Starting out directing commercials and music videos, Bay made his feature directorial debut in 1995 with Bad Boys, teaming up with two other stars of the small screen – Martin Lawrence and Will Smith, at the time still best known as TV’s “Fresh Prince of Bel-Air” – to deliver a violent, foul-mouthed, riotous romp of a film.
The plot (or what resembles it) revolves around two best friends and detectives (Lawrence and Smith) in the narcotics division of the Miami Police Department. When a daring overnight heist removes the takings of the biggest drug bust of their careers from a secure police vault, the duo must recover the $100 million in seized heroin or risk their entire division being shut down. The investigation leads to an eyewitness on the run (Leoni), a French drug lord, swapped identities, gunfights, car chases and, of course, plenty of the frenetic visual style and breakneck editing that Bay has since made his trademark.
One of the defining action movies of the 1990s, Bad Boys may be a textbook example of that decade’s focus on style over substance, but at least in the hands of Michael Bay, it all looks pretty damn good!
Adrian Ma
10:14 PM, 25th October, 2013
After he becomes too much for his single mother (Bassett) to handle, 10 year old Tre Styles is sent to live with his father Furious (Fishburne) in south-central LA's notorious Crenshaw neighbourhood in the hopes that a firm-but-fair fatherly hand can straighten him out and teach the otherwise bright boy some respect. There he makes friends with a neighbouring pair of brothers, ‘Doughboy’ and Ricky, as well as Chris; together they get a glimpse of gang life in the neighbourhood when they find a dead gang member in an alley and are bullied by gang members.
Fast forwarding seven years we re-join the friends. Tre (Gooding, Jr), Ricky (Morris Chestnut) and Chris (Redge Green) are attending a welcome home party for Doughboy (Ice Cube), who has just been released from his first stint in the big house. Though Doughboy is desperately trying to leave gang life behind, his past demons won't leave him alone and his friends get caught in the crossfire.

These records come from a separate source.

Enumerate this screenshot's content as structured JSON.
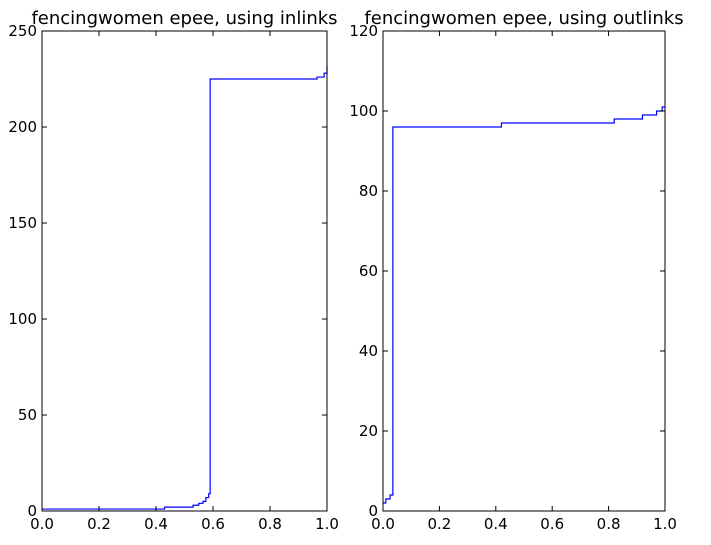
{
  "chart_data": [
    {
      "type": "line",
      "title": "fencingwomen epee, using inlinks",
      "xlabel": "",
      "ylabel": "",
      "xlim": [
        0,
        1
      ],
      "ylim": [
        0,
        250
      ],
      "grid": false,
      "x_ticks": [
        "0.0",
        "0.2",
        "0.4",
        "0.6",
        "0.8",
        "1.0"
      ],
      "y_ticks": [
        "0",
        "50",
        "100",
        "150",
        "200",
        "250"
      ],
      "series": [
        {
          "color": "#0000ff",
          "step": true,
          "x": [
            0.0,
            0.4,
            0.43,
            0.53,
            0.55,
            0.565,
            0.575,
            0.585,
            0.59,
            0.965,
            0.99,
            1.0
          ],
          "y": [
            1,
            1,
            2,
            3,
            4,
            5,
            7,
            9,
            225,
            226,
            228,
            232
          ]
        }
      ]
    },
    {
      "type": "line",
      "title": "fencingwomen epee, using outlinks",
      "xlabel": "",
      "ylabel": "",
      "xlim": [
        0,
        1
      ],
      "ylim": [
        0,
        120
      ],
      "grid": false,
      "x_ticks": [
        "0.0",
        "0.2",
        "0.4",
        "0.6",
        "0.8",
        "1.0"
      ],
      "y_ticks": [
        "0",
        "20",
        "40",
        "60",
        "80",
        "100",
        "120"
      ],
      "series": [
        {
          "color": "#0000ff",
          "step": true,
          "x": [
            0.0,
            0.01,
            0.025,
            0.035,
            0.42,
            0.82,
            0.92,
            0.97,
            0.99,
            1.0
          ],
          "y": [
            2,
            3,
            4,
            96,
            97,
            98,
            99,
            100,
            101,
            101
          ]
        }
      ]
    }
  ]
}
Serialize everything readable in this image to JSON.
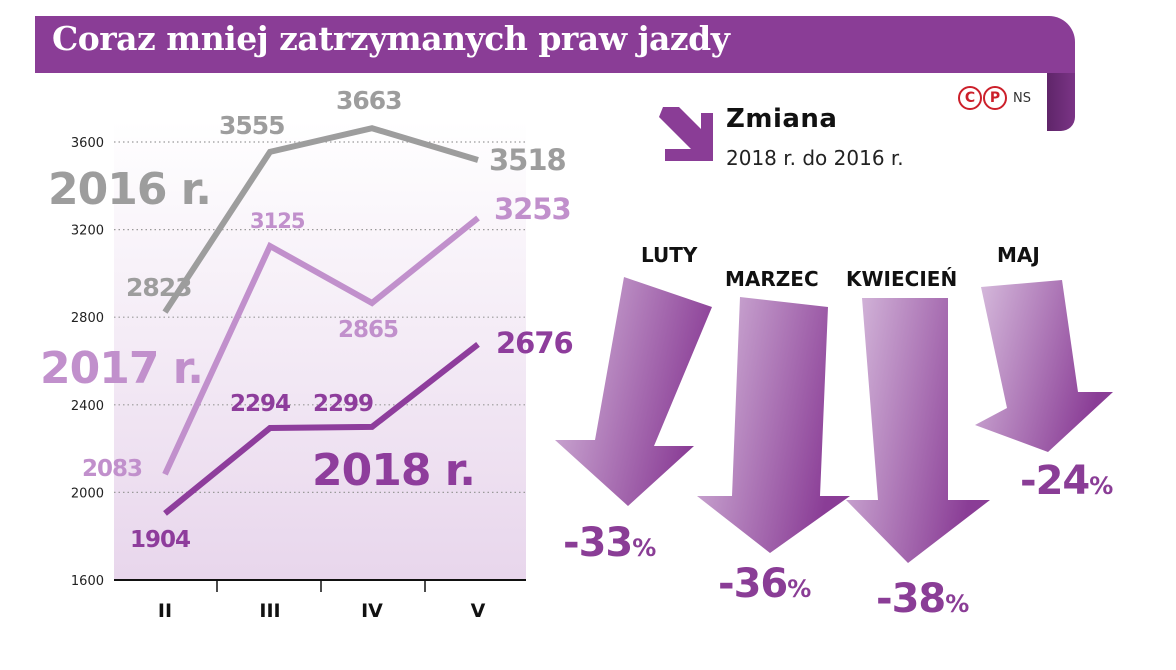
{
  "header": {
    "title": "Coraz mniej zatrzymanych praw jazdy",
    "badges": [
      "C",
      "P"
    ],
    "source": "NS"
  },
  "change_panel": {
    "title": "Zmiana",
    "subtitle": "2018 r. do 2016 r.",
    "icon": "arrow-down-right-icon",
    "items": [
      {
        "month": "LUTY",
        "value": "-33",
        "unit": "%"
      },
      {
        "month": "MARZEC",
        "value": "-36",
        "unit": "%"
      },
      {
        "month": "KWIECIEŃ",
        "value": "-38",
        "unit": "%"
      },
      {
        "month": "MAJ",
        "value": "-24",
        "unit": "%"
      }
    ]
  },
  "chart_data": {
    "type": "line",
    "title": "Coraz mniej zatrzymanych praw jazdy",
    "xlabel": "",
    "ylabel": "",
    "categories": [
      "II",
      "III",
      "IV",
      "V"
    ],
    "yticks": [
      1600,
      2000,
      2400,
      2800,
      3200,
      3600
    ],
    "ylim": [
      1600,
      3600
    ],
    "grid": true,
    "series": [
      {
        "name": "2016 r.",
        "values": [
          2823,
          3555,
          3663,
          3518
        ],
        "labels": [
          "2823",
          "3555",
          "3663",
          "3518"
        ]
      },
      {
        "name": "2017 r.",
        "values": [
          2083,
          3125,
          2865,
          3253
        ],
        "labels": [
          "2083",
          "3125",
          "2865",
          "3253"
        ]
      },
      {
        "name": "2018 r.",
        "values": [
          1904,
          2294,
          2299,
          2676
        ],
        "labels": [
          "1904",
          "2294",
          "2299",
          "2676"
        ]
      }
    ]
  },
  "colors": {
    "banner": "#8a3d96",
    "s2016": "#9d9d9d",
    "s2017": "#c190cc",
    "s2018": "#8e3d9c",
    "arrow_dark": "#8a3d96",
    "arrow_light": "#d8bede",
    "accent_red": "#cc1f2a"
  }
}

Coincidentally releasing a few short months after the Rodney King beatings shocked America, and the western world at large, Boyz n the Hood painted a picture of life in the American ghettos in an honest fashion at a time when the American middle class were ready to lap it up – some have described the movie as 20% blaxploitation, 80% social commentary. The movie was an amazing feat for writer/director John Singleton who made the film on a very modest budget fresh out of film school. In the process he became the youngest filmmaker ever to be nominated for a Best Director Oscar, produced a film that sits in the Library of Congress National Film Registry, is one of the “1001 films to see before you die” and a staple at film schools the world over.